Globally, employee engagement fell two per cent in 2024, marking only the second time the metric has declined in the last 12 years, the other time being 2020.
Gallup said the fall in employee engagement came at a $438bn cost in lost productivity to the world economy in 2024, and estimated that a fully engaged workforce could add nine per cent to global GDP.
Stressed managers leading to low employee engagement
Stressed-out managers were cited as the primary cause for the fall in employee engagement overall, with the report citing long-term hangover effects of the pandemic, new employee expectations regarding flexible work and pressures to keep up with AI as putting managers under increased strain.
Young (under-35) and female managers were found to be particularly affected, with these groups reporting the most significant falls in engagement in the last five years.
“Engagement is going backwards despite all of the surveys and extra HR support. This is not a survey issue. It is not an HR issue. This is a leadership and management issue,” Jeremie Brecheisen, managing partner of Gallup EMEA, said.
“70 per cent of the variance in engagement is due to the direct manager of the team. Unless the UK changes its philosophy on manager selection and development, the problems will persist,” he continued.
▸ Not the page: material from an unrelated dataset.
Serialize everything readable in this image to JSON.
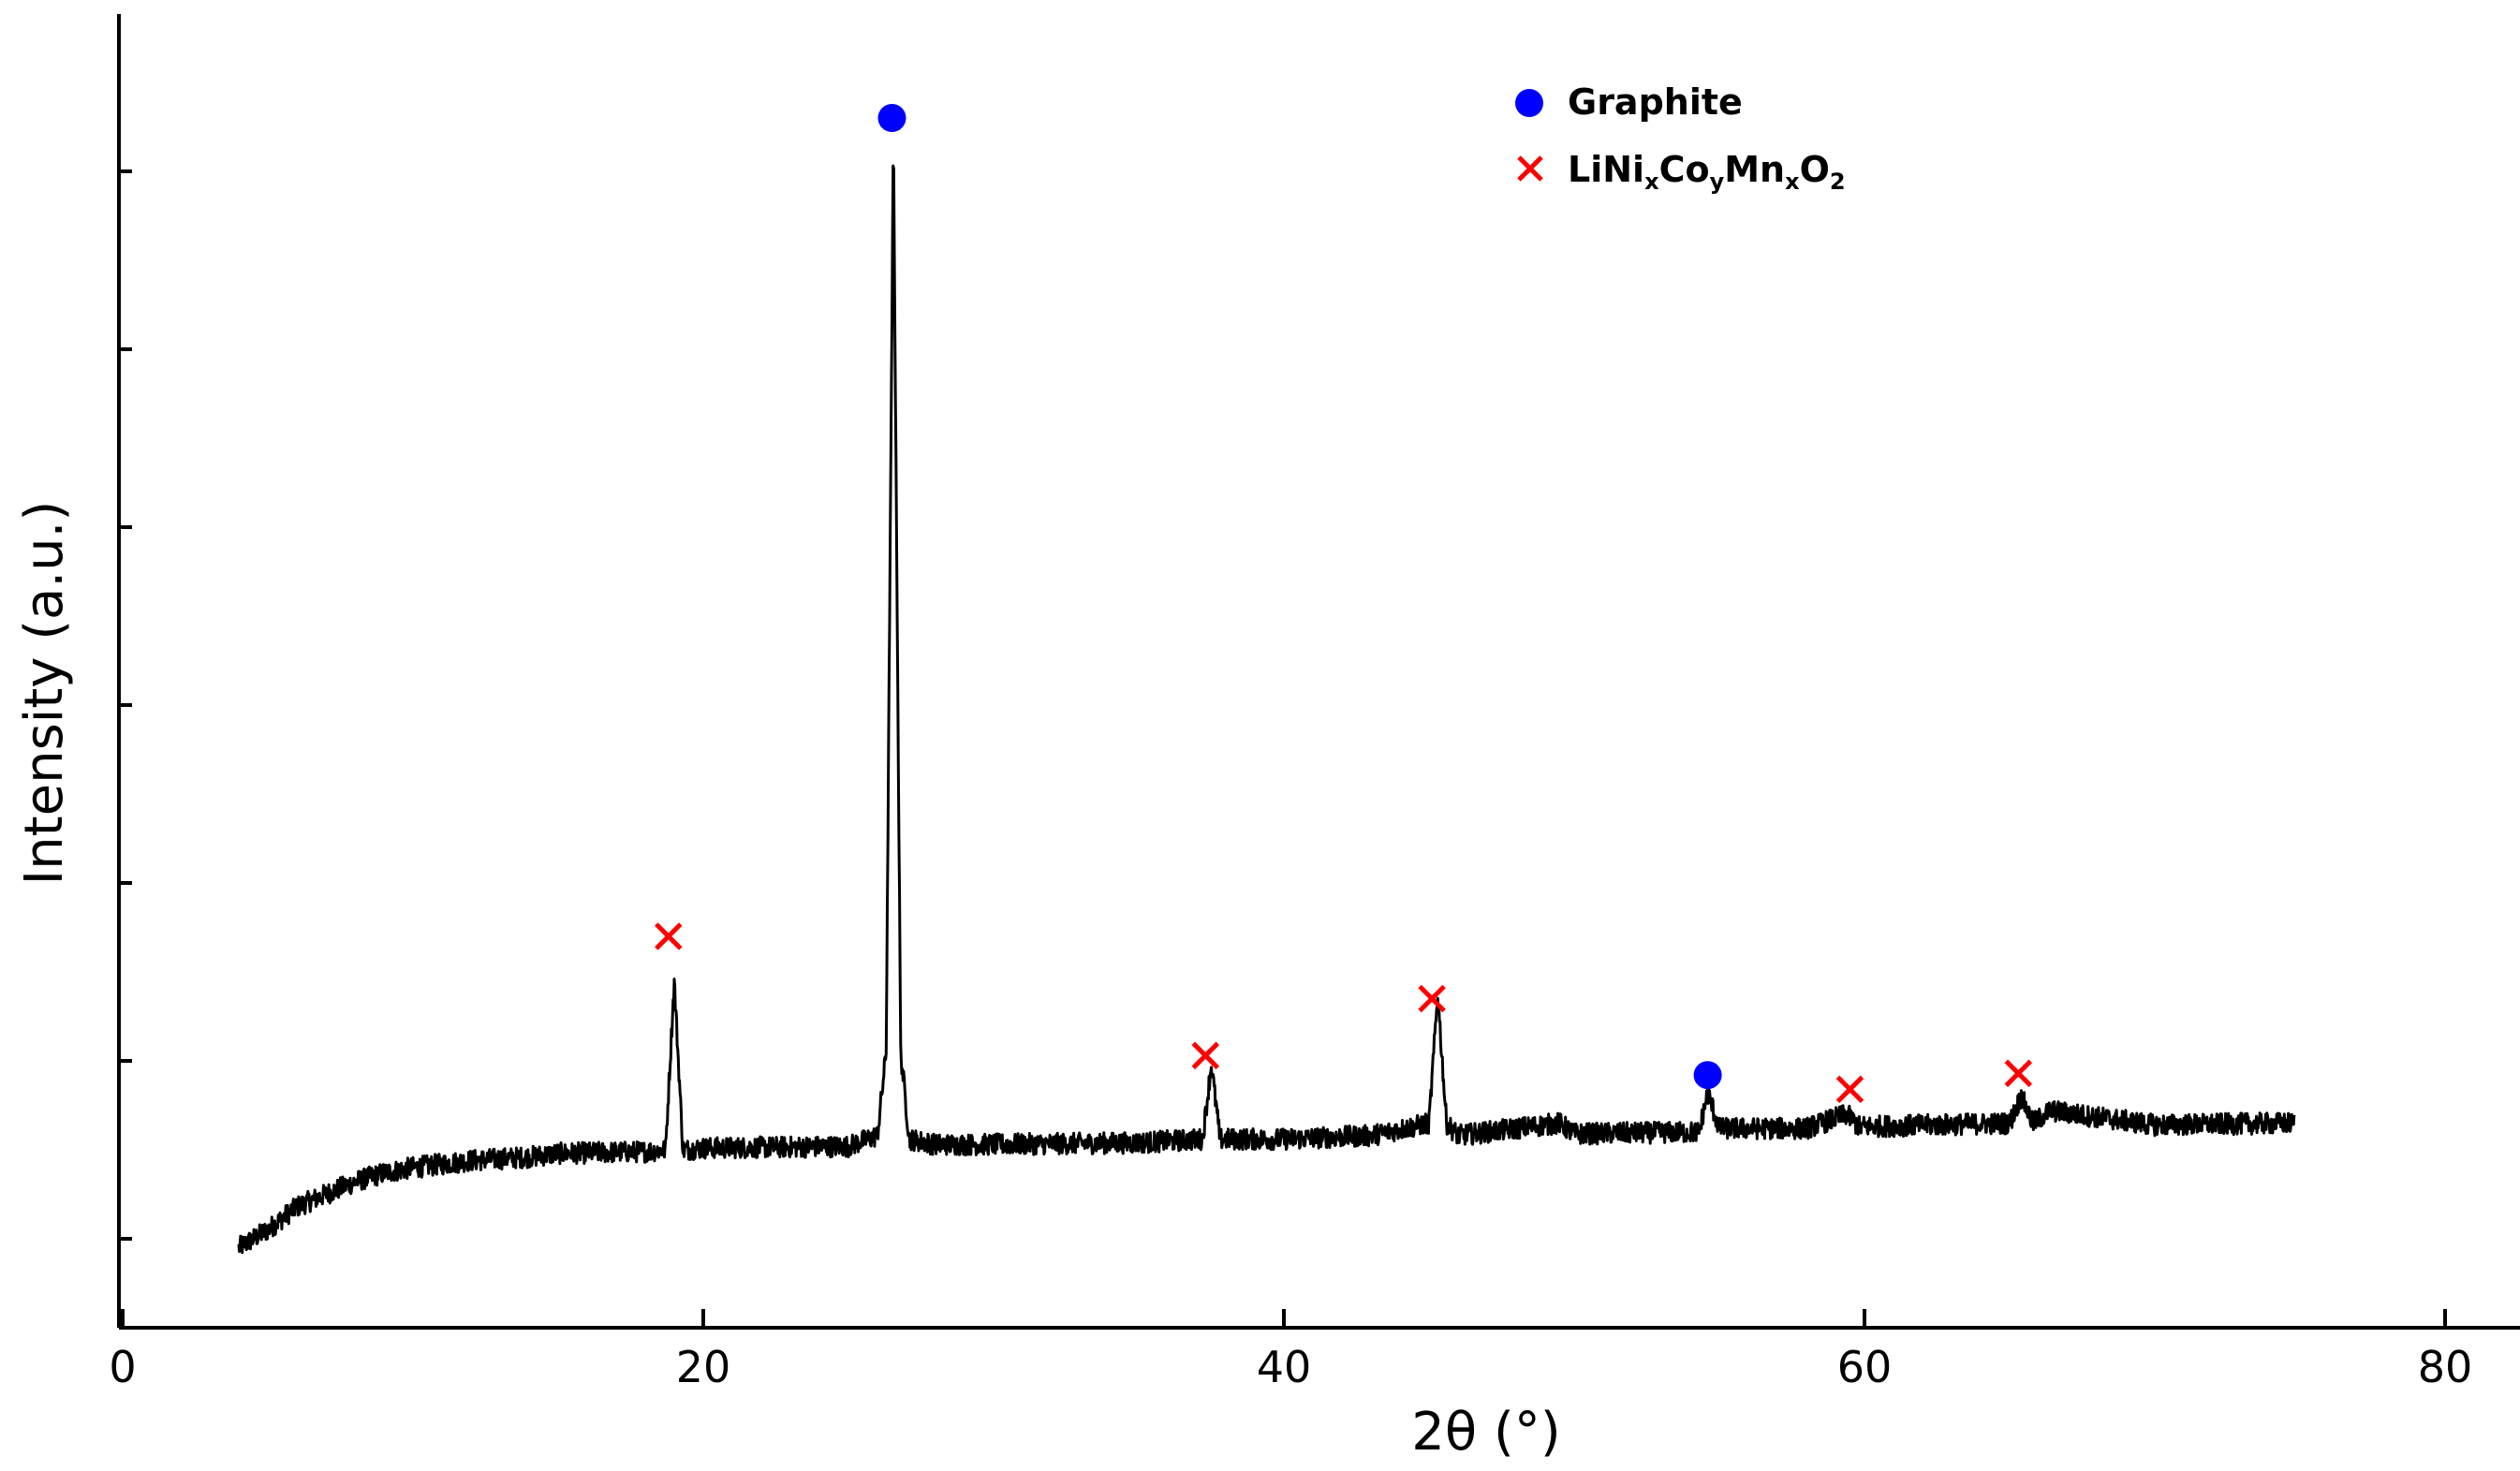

Brecheisen said lack of managerial training in the UK was a particular issue, with poorly trained managers having an adverse impact on the whole workforce. “Few managers report getting the training they need to do their jobs right. They are more stressed than the employees they serve,” he said.
According to the survey, 41 per cent of British workers felt daily stress in 2024. Incredibly, it means British workers count themselves as even more stressed out than those in war zone Ukraine, where only 28 per cent of workers reported daily stress in 2024.
American and Canadian workers came out as the most engaged overall, but also the most stressed out of all 10 regions (US and Canada, Australia and New Zealand, East Asia, Middle East and North Africa, Sub-Saharan Africa, Latin America and the Caribbean, Europe, South Asia, Southeast Asia, Post-Soviet Eurasia).
Gallup defines disengaged employees as resentful that their needs are not being met at work, with the potential to undermine what their engaged workers are doing. Meanwhile, recognition for good work, feeling that they have a purpose and having a supervisor that cares about them as a person were all factors contributing to what the report defined as an engaged employee.